With so little to differentiate Part 3 from the previous two installments, though, the Friday producers felt they had to look for a hook to draw audiences back for more of the same old, same old (notice that every subsequent Friday always incorporated some gimmick - whether it be promoted as a "Final Chapter", a "New Beginning", or a change in locale, like Jason Takes Manhattan or Jason X). Luckily for the Friday the 13th crew, 3-D was on the rise again and it seemed like the perfect match for a Friday film. I remember the incredible hoopla around this movie when it came out and in the summer of '82, it was definitely the film all the cool kids wanted to see.

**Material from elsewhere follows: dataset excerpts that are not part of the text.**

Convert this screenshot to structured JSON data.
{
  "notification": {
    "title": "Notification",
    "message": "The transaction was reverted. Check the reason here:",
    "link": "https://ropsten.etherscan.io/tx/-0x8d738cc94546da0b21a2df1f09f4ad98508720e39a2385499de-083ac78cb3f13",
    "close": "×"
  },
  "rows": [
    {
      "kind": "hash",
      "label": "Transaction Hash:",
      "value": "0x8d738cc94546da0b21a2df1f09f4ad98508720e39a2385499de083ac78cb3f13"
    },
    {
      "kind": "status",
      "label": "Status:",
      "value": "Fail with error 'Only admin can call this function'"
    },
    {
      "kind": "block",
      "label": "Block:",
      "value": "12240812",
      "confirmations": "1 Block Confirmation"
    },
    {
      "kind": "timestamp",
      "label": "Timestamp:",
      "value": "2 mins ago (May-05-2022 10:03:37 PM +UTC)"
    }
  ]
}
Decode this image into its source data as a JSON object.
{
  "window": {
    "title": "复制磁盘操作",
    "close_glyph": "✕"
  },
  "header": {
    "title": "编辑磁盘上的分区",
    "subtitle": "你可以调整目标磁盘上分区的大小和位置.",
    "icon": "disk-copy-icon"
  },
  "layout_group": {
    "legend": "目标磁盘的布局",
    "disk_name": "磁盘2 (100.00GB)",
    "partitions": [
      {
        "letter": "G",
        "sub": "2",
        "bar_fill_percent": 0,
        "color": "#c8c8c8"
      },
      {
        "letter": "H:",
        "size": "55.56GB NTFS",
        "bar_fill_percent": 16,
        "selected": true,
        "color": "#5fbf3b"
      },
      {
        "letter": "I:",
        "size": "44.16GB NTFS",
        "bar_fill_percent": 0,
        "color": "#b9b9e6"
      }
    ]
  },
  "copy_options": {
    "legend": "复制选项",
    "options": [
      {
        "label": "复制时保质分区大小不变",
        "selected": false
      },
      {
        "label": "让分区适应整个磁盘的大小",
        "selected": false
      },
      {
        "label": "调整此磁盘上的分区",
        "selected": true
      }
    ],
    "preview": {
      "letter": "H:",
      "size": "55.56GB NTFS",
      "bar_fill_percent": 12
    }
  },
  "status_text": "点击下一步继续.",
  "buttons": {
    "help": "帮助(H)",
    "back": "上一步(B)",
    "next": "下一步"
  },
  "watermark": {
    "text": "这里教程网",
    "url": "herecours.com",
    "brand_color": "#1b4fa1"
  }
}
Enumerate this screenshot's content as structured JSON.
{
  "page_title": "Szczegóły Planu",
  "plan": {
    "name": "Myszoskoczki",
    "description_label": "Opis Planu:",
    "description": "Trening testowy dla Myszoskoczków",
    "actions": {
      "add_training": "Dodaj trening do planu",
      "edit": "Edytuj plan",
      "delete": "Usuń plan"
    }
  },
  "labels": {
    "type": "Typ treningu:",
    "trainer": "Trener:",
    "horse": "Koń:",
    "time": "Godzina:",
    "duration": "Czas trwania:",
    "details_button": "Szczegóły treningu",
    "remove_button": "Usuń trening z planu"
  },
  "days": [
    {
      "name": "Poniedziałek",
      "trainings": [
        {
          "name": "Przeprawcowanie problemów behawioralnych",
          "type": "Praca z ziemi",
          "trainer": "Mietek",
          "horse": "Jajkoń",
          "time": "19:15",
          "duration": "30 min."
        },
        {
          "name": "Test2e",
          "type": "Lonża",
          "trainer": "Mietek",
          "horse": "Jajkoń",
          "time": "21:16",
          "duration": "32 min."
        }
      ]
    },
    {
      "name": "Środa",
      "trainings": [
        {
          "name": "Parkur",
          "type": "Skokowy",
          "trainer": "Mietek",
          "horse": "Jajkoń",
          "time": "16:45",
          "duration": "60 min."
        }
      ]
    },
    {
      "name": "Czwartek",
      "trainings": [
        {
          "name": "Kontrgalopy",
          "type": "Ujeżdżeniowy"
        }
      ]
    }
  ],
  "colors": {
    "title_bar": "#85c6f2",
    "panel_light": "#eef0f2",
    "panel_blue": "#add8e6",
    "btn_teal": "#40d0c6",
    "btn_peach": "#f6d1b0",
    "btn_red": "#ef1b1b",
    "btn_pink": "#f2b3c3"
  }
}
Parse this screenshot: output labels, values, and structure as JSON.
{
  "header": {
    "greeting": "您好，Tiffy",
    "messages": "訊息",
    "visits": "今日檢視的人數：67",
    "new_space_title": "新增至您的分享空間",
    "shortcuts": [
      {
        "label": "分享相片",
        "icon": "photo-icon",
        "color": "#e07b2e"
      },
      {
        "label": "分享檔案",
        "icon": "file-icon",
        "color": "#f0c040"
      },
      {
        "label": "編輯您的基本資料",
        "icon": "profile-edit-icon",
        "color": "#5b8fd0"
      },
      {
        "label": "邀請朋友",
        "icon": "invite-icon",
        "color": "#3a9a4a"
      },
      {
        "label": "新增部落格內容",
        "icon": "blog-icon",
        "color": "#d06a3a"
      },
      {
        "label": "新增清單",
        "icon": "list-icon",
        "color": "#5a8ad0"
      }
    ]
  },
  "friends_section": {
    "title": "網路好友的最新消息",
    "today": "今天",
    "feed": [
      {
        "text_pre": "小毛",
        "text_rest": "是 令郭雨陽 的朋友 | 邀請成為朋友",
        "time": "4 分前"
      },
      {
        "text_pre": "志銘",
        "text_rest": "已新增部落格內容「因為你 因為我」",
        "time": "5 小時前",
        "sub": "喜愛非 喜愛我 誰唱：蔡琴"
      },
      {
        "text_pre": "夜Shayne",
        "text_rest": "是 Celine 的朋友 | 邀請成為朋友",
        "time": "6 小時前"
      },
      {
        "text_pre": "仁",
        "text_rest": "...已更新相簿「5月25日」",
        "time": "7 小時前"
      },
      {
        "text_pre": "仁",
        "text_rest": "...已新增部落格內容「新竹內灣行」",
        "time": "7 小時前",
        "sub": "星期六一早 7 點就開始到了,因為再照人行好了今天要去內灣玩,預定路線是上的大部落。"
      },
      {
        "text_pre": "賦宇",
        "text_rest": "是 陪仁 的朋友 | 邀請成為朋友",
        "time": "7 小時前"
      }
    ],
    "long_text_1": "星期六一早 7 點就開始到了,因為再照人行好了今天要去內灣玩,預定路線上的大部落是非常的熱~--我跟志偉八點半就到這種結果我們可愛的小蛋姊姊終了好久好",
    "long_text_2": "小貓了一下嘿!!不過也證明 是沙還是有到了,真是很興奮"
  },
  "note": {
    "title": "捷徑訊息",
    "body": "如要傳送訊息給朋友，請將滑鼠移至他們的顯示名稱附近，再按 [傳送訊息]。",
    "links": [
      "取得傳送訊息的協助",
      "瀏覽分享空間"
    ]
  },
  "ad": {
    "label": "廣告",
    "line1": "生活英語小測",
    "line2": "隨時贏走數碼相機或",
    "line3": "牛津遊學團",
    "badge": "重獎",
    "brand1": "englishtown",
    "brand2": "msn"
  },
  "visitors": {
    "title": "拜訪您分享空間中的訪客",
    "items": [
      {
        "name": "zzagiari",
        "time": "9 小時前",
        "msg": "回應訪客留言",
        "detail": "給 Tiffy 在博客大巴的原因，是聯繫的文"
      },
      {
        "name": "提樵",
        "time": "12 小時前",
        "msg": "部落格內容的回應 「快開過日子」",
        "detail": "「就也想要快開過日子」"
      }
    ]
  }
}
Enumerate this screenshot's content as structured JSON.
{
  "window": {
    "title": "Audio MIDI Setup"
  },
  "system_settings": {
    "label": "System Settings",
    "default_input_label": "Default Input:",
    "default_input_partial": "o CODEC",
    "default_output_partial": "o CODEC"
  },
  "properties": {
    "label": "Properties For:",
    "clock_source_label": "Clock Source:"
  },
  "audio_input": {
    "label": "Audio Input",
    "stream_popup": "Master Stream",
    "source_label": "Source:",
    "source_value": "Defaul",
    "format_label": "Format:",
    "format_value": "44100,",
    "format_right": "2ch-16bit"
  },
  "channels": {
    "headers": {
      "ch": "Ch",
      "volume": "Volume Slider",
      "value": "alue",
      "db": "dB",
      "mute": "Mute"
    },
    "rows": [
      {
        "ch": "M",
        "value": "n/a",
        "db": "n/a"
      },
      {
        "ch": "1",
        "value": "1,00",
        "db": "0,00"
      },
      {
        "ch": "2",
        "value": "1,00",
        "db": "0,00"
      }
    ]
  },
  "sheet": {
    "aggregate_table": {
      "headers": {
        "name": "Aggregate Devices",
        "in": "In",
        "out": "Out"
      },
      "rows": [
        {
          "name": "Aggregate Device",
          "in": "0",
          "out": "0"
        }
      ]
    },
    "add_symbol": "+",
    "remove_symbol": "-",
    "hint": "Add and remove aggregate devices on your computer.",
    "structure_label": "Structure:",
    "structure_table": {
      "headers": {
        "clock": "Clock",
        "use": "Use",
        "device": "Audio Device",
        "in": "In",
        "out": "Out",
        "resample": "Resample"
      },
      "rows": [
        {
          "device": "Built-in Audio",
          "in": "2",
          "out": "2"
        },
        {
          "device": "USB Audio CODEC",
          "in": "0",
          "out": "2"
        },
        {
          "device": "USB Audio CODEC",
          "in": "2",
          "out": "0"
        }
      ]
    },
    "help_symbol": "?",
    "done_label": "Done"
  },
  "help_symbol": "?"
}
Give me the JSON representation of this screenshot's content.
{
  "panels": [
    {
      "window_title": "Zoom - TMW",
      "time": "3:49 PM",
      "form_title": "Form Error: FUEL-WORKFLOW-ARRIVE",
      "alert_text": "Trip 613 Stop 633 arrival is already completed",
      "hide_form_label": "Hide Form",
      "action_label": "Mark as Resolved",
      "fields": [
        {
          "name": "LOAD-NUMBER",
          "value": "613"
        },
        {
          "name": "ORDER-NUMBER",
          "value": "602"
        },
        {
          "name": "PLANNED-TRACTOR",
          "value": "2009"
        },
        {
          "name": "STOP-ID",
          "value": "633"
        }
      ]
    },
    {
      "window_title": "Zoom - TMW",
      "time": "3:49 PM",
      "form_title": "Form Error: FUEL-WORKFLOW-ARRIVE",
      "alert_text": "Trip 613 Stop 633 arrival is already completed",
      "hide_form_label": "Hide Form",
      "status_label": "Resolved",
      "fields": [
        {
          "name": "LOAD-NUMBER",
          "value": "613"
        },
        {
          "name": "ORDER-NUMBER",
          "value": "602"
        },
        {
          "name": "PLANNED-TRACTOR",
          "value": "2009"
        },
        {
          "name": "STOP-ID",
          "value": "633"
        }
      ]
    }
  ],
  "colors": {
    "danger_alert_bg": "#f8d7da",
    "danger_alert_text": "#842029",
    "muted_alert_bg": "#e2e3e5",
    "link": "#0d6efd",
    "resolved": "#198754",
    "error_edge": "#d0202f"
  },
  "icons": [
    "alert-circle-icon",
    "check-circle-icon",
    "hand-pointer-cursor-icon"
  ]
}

This time around, the new batch of kids heading to the slaughter aren't camp counselors but just a bunch of friends looking for a weekend getaway on the rustic grounds of Higgin's Haven. You'd think that these yahoos would've had second thoughts about partying around Crystal Lake as the grisly events of Part 2 have happened just days earlier. But clearly a little mass murder isn't going to stop a bunch of fun-loving kids like these. So with everyone in the van and committed to getting trashed and/or laid, it's off to the woods with no one troubled by the events of the last film. Little do these chumps know that Jason doesn't just go to work on Friday the 13th. If you thought Friday the 13th was hard to survive, look out for Friday the 20th!
Speaking of survival, we learn an important new "don't'" in the Friday the 13th universe in Part 3. Some might find this unnecessary to be explained but when you survive an encounter with Jason, don't test your luck with a rematch. Case in point is the character of Ali (Nick Savage) - the bad-ass black biker dude who isn't going to be satisfied until Jason fucks him up permanently. I loved it when Ali first took on Jason in the barn and got beat down - sure he lost but this was the first character who really tried to get hardcore on Jason so that was something to see. But the best moment of the whole film for me is when he pops up again towards the end, distracting Jason from his attack on Final Girl Chris (Dana Kimmell). When Ali reappears ready to throw down with Jason again, it's like - "Shit, he isn't dead?". I guess that was Jason's reaction, too, because he instantly chops off Ali's right hand, like "This is what I get for only half-fucking you up before. Let me fix that." The reaction of Ali as he looks at the stump where his hand used to be is priceless. It might be this moment where Jason became a superhero of slaughter rather than just a slasher.
Of course, this is also the film where Jason found his signature look with his iconic hockey mask making its debut (RIP Shelly!). Even though we take it for granted now, at the time no one knew what a hit this look would be with fans. The Friday series fell ass-backwards into its own mythology over the course those first few films but this is where it all started to get locked down.
This is also the first Friday to establish the tradition of bringing in random victims outside of the core group of characters just to put up bigger numbers for Jason. If you liked the banana-eating hitchhiker in The Final Chapter, or any of the many 'walk-on' victims that have appeared in the films over the years, thank Part 3. It was with this film that the producers realized that it was always better to fill screen time with someone getting killed - no matter who it was or what part they played in the film. Hence, in Part 3 there's Harold, the luckless shop owner (played by the late Steve Susskind) and his nagging wife as well as the biker gang led by Ali who runs afoul of Jason. Screen time that in the previous films might've been spent on moments of character development with the main cast (Strip Monopoly, Marcie's 'shower dream') was now used to deliver more of the moments that audiences expected from Friday the 13th. No more listening to Bill strum his guitar, or sitting at a bar bullshitting about the legend of Jason - Part 3 changed the pace of the series. This practice of shoe-horning in more and more kills reached its apex in A New Beginning with its staggering body count of seventeen (twenty-one, if you count the death of the bogus Jason along with his son's death and two dream deaths in the pre-title sequence).
As with Part 2, director Steve Miner stages another exciting final chase here with Richard Brooker's Jason pursuing Chris over every inch of Higgins' Haven. With Jason still being portrayed as a backwoods psycho in these early films, rather than some kind of zombie, Brooker gets to display some moments of human rage during this chase - as when he throws a fit when it momentarily looks like Chris has eluded him. It's moments like these that suggested another dimension to Jason that didn't need to be realized with glasses or gimmicks.